Sucessivamente, o Recorrente alega a intempestividade da entrega dos autos de infração pelos agentes de trânsito aos servidores habilitados para inserção no Sistema do DETRANNET. Ainda, sustenta a sua inabilitação para inserção de autos de infração no Sistema DETRANNET, em que só eram habilitados os agentes autorizados pelo DETRAN. Por fim, relata a existência de autos de infração rejeitados por outros motivos.

Em resumo, os argumentos expostos tratam de deficiências funcionais na atuação dos servidores públicos do órgão municipal. Como Diretor, cabia ao Recorrente a utilização do poder disciplinar hierárquico perante falhas nas ações dos agentes públicos que compõe o órgão. Nesse sentido, restou inexistente qualquer documento acerca de alguma punição ou mesmo advertência aos servidores do órgão faltosos com sua função em relação à entrega dos autos de infração em tempo hábil para inserção no sistema ou mesmo o cancelamento por motivos diversos. Portanto, ascende a responsabilidade do Recorrente em consonância com o disposto no art. 2º, §2º, inciso I, da Lei (municipal) n. 3.182/2013:

Art. 2º A estrutura organizacional dos órgãos e entidades da Administração Direta e Indireta do Poder Executivo é composta pelos cargos de provimento em comissão previstos no Anexo III e servidores públicos e empregados públicos previstos nos Anexos IV e V, desta Lei.

[...]

 § 2º Além das atribuições a que se refere o § 1º deste artigo, terão os cargos de provimento em comissão abaixo as seguintes: I - Diretor: observar a política de gestão administrativa, as normas e as diretrizes governamentais estabelecidas no plano de governo, devendo comparecer às reuniões, dirigir e supervisionar todos os serviços, exercendo o controle sobre as tarefas dos servidores; (grifei).

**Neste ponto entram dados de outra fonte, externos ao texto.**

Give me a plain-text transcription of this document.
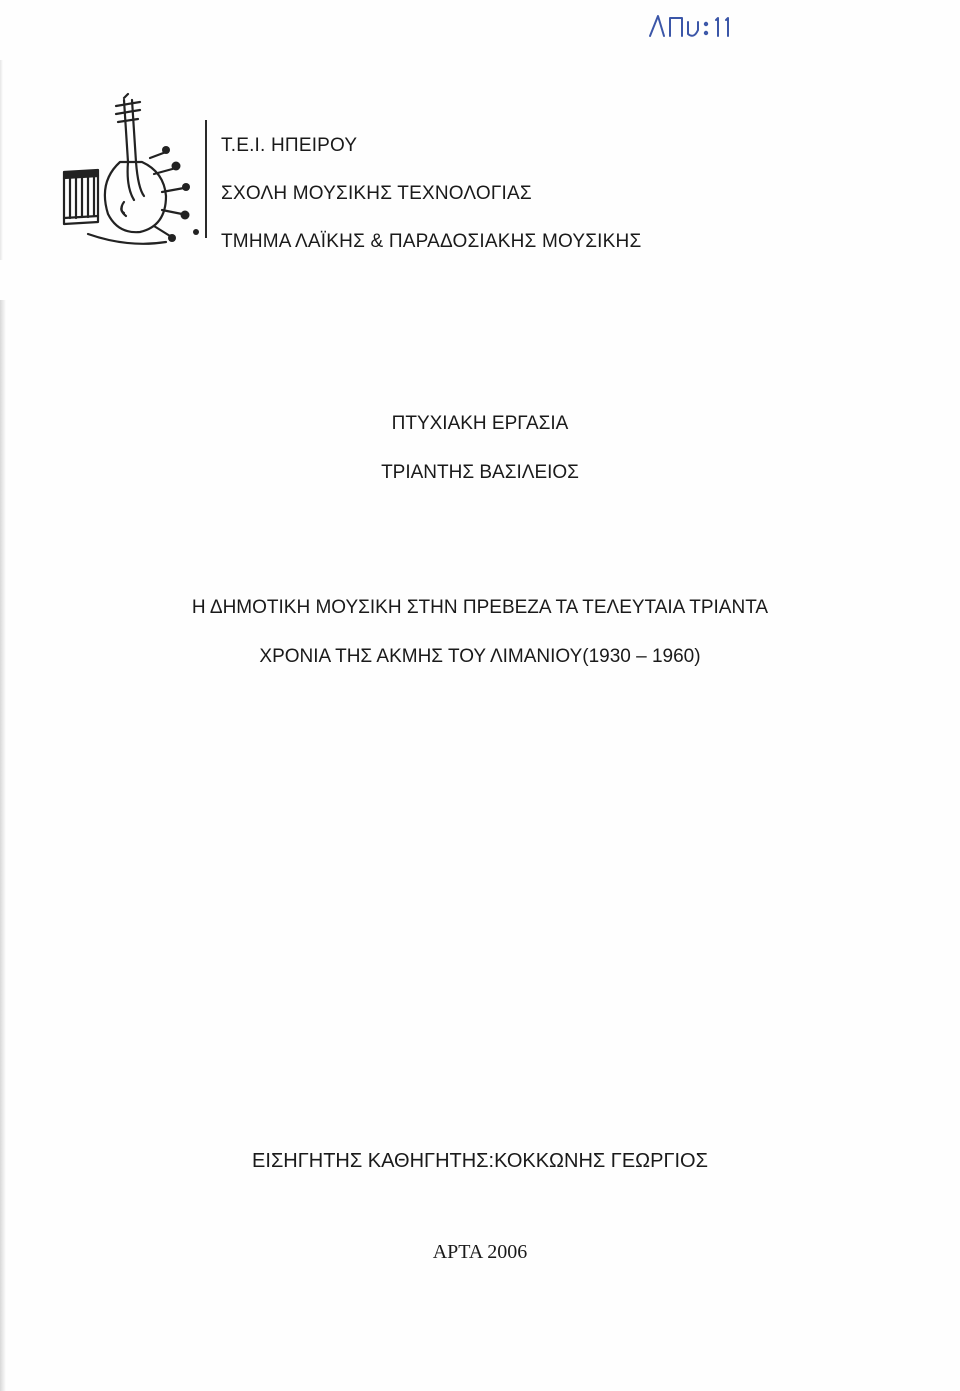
Τ.Ε.Ι. ΗΠΕΙΡΟΥ
ΣΧΟΛΗ ΜΟΥΣΙΚΗΣ ΤΕΧΝΟΛΟΓΙΑΣ
ΤΜΗΜΑ ΛΑΪΚΗΣ & ΠΑΡΑΔΟΣΙΑΚΗΣ ΜΟΥΣΙΚΗΣ
ΠΤΥΧΙΑΚΗ ΕΡΓΑΣΙΑ
ΤΡΙΑΝΤΗΣ ΒΑΣΙΛΕΙΟΣ
Η ΔΗΜΟΤΙΚΗ ΜΟΥΣΙΚΗ ΣΤΗΝ ΠΡΕΒΕΖΑ ΤΑ ΤΕΛΕΥΤΑΙΑ ΤΡΙΑΝΤΑ
ΧΡΟΝΙΑ ΤΗΣ ΑΚΜΗΣ ΤΟΥ ΛΙΜΑΝΙΟΥ(1930 – 1960)
ΕΙΣΗΓΗΤΗΣ ΚΑΘΗΓΗΤΗΣ:ΚΟΚΚΩΝΗΣ ΓΕΩΡΓΙΟΣ
ΑΡΤΑ 2006
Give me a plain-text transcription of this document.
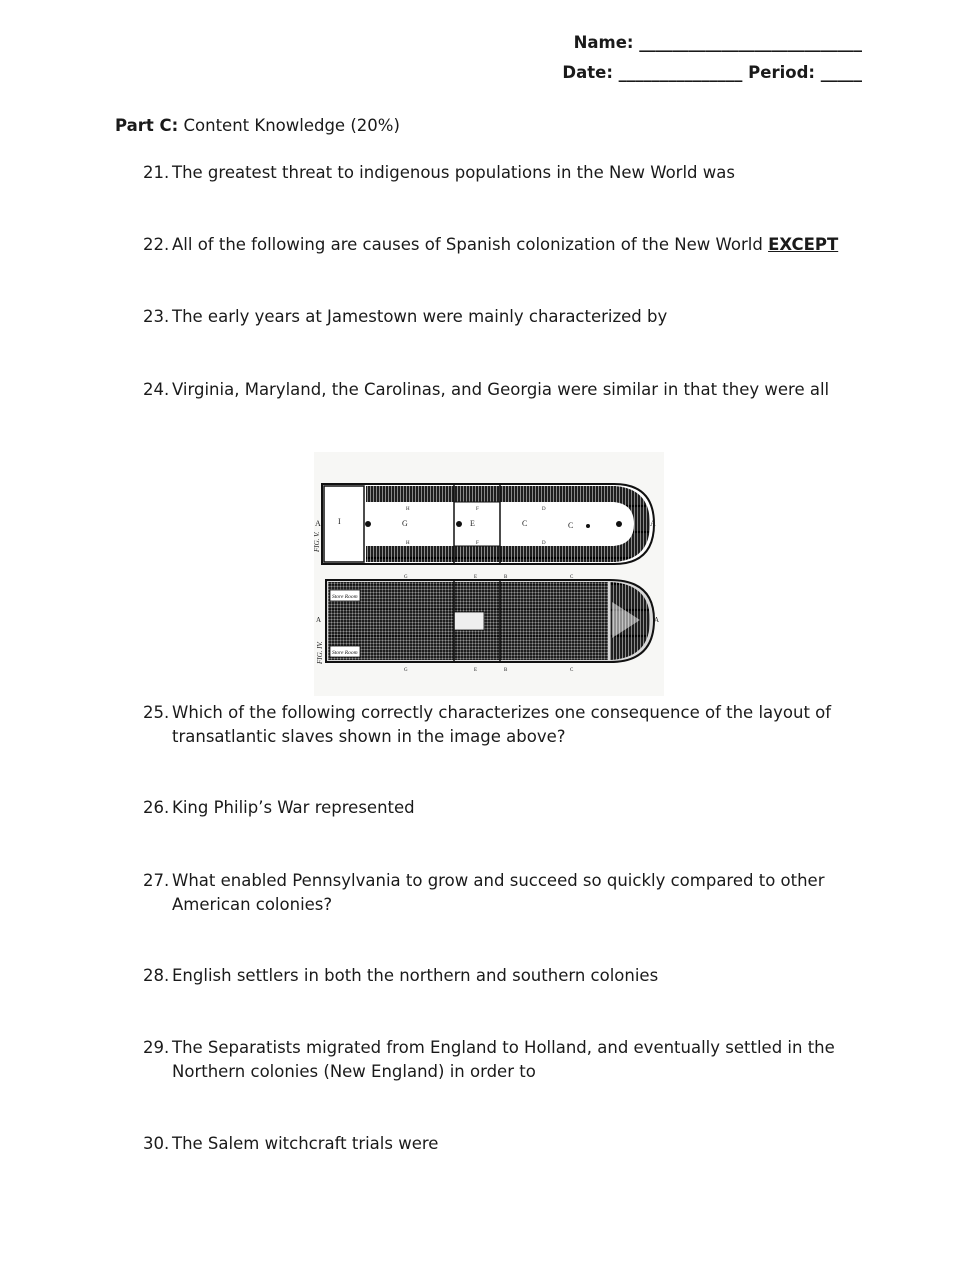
Name: ___________________________
Date: _______________ Period: _____
Part C: Content Knowledge (20%)
21. The greatest threat to indigenous populations in the New World was
22. All of the following are causes of Spanish colonization of the New World EXCEPT
23. The early years at Jamestown were mainly characterized by
24. Virginia, Maryland, the Carolinas, and Georgia were similar in that they were all
FIG. V.
A I	G	E	C	C	A
H	F	D
H	F	D
Store Room
Store Room
FIG. IV.
G	E	B	C
G	E	B	C
A	A
25. Which of the following correctly characterizes one consequence of the layout of transatlantic slaves shown in the image above?
26. King Philip’s War represented
27. What enabled Pennsylvania to grow and succeed so quickly compared to other American colonies?
28. English settlers in both the northern and southern colonies
29. The Separatists migrated from England to Holland, and eventually settled in the Northern colonies (New England) in order to
30. The Salem witchcraft trials were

Com relação à existência de inquérito policial acerca da matéria, rememore-se o elementar princípio da independência entre as instâncias civil, criminal e administrativa, ou seja, o fato de o Parquet Estadual ter apreciado a questão não impede a análise realizada por essa Corte de Contas, até porque são distintos os enfoques, ritos e consequências a que se sujeitam os responsáveis em cada seara, sendo plenamente possível que haja conclusões diversas e não necessariamente excludentes nos âmbitos judicial e administrativo, de maneira que a menção à existência de inquérito policial e seus desdobramentos revela-se inócua.

Por sua vez, no que se refere ao fato de que existiriam infrações ocorridas em períodos em que o recorrente não seria o gestor responsável, sendo que os gestores anteriores não teriam sido responsabilizados, ratifico a análise da Diretoria de Recursos e Reexames, a qual não merece reparos (fl. 26v):

O fato da fiscalização abranger margem temporal maior que o efetivo exercício do cargo pelo Recorrente não descaracteriza a infração. Isso pois é aconselhável a apuração da fiscalização em uma margem maior de tempo para que se possa fazer um corte preciso sobre os achados e a responsabilização do infrator. Logo, estando abarcado o período de exercício do cargo nas infrações apontadas, basta para sustentar a conduta do Recorrente.

Ainda, o Recorrente relata que houve desrespeito a isonomia uma vez que gestores anteriores detiveram condições e obrigações semelhantes. Cumpre realçar que foi dada ciência de todos os atos processuais ao Recorrente, igualmente, lhe foi dada oportunidade de se manifestar e apresentar documentos antes da Decisão prolatada. Dessa maneira, dimensiona-se a responsabilização do gestor na época dos fatos e caso haja irregularidades em tempos anteriores ou posteriores, igualmente serão investigados e punidos, não havendo quebra do princípio da impessoalidade e isonomia. Entretanto, o Recorrente não traz nenhuma denúncia da gestão pública em tempos pretéritos, realçando a fragilidade argumentativa na questão.

Outrossim, é importante salientar que também não assiste razão ao recorrente relativamente aos seus argumentos acerca da suposta ausência de lesividade e má-fé, conforme já analisado por este Ministério Público de Contas no Parecer n. MPTC/48782/2017 (fls. 88-92v do processo principal):

Quanto à referida ausência de dano ao erário, note-se que tal circunstância não afasta a possibilidade de responsabilização e consequente imposição de multa ao gestor que agiu irregularmente, em face no disposto no art. 70, inciso II, da Lei Complementar Estadual n. 202/2000.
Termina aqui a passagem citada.